У следующего бывшего подворья Иннокентий Данилович раскрыл свою канцелярию, заглядывал то в тетрадь, то на бугры посматривал – вспоминал что-то. Наконец заговорил:
– Ну, так и есть. Его хата. Левонтия Хижинкова. Ну, ты, верно, помнишь его? Кто из вас, мальчишек, не побывал в хижинковском саду, за речкой, супротив мельницы, помнишь небось? Какие там яблоки были, на всю Саратовскую губернию славились! В прежние времена купцы прямо из города к нему за яблоками и грушами приезжали. Старший-то Хижинков, отец Левонтия, прижимист был – драл с тех купцов толстенные рубли. Получил Левонтий немалое наследство. Жить бы ему тихо-мирно, а он сам вознамерился в купцы выйти. Лавочку открыл собственную. Начал богатеть. А тут – вот она. Советская власть. Первые-то годы припугнула было его, закрыл лавочку, да ненадолго: в двадцать первом открыл вновь. И размахнулся во всю силу! И опять – не туда. Раскулачили вчистую. Сад отобрали, лавочку – само собой, имущество все как есть реквизировали. Озверел Левонтий, подкрался ночью к сельскому Совету, бабахнул из двух стволов сразу в районного уполномоченного, какой раскулачивал, – и бежать. Да недалеко убег. Настигла милицейская пуля за мостом. Хотел перескочить через плетень, да в сад. А тут, на плетне, она его и ужалила. В спину, против сердца. Помнишь небось, лежал он в терне – белый-белый, упитанный, как хороший боров?.. Деньги, брат, они до добра не доводят. Ты, сынок, за ними не очень-то гонись.
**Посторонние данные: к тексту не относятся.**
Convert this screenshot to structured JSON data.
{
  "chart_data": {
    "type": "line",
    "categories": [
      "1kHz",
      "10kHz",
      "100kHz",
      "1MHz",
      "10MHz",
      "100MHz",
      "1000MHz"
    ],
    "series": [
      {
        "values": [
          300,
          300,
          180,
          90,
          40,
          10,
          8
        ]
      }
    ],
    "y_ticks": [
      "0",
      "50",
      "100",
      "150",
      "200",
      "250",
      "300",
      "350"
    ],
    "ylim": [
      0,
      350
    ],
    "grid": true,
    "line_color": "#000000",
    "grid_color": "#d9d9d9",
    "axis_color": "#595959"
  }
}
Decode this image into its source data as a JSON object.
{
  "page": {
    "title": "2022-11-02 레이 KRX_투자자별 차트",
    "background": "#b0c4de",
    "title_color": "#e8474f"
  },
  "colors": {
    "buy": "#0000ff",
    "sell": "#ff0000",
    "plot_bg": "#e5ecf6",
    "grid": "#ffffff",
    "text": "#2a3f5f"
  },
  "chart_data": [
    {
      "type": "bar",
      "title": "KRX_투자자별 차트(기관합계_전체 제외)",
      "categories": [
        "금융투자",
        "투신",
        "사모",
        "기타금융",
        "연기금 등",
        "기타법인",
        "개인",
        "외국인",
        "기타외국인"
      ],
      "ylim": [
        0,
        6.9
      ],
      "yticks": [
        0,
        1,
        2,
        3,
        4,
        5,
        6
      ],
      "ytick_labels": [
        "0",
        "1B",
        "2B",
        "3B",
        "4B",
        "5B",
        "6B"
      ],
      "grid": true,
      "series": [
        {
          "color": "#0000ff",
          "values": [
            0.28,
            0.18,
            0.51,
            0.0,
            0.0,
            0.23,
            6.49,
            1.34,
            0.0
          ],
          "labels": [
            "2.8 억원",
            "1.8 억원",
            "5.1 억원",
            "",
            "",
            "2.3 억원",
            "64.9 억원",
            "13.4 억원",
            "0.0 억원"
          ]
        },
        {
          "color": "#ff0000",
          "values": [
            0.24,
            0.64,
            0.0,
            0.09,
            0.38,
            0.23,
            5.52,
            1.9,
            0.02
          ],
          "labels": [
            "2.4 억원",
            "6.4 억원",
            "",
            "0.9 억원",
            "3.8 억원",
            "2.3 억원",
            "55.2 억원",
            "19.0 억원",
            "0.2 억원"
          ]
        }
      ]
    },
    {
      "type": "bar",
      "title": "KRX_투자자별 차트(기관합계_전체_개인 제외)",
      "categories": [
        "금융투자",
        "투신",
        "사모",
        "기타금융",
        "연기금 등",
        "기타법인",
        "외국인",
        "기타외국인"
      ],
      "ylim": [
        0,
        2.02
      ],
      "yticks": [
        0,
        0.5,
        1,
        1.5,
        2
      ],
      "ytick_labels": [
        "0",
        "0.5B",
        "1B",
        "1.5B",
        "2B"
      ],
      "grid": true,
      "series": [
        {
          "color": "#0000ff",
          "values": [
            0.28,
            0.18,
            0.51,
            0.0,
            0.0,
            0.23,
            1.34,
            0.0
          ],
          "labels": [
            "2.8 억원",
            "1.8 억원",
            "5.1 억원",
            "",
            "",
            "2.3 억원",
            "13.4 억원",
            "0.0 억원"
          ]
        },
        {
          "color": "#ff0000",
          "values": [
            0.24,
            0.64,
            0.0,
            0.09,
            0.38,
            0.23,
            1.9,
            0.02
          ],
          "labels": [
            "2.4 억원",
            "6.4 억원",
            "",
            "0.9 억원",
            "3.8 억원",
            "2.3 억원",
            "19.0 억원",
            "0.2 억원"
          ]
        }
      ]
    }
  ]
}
Они как красивая беспутная баба. Повиляет перед тобой хвостом, ты – за ней, и прямо в пропасть. Так-то!.. Ну, пойдем дальше. Ай передохнем маленько?.. Что-то в горле запершило... Давай-ка присядем. В ногах правды нету, – закончил он, целясь тощим своим задом в чуть выпиравший из-под земли полусгнивший пенек. При этом глаз его недвусмысленно косился на сельскую лавку, притулившуюся как раз неподалеку.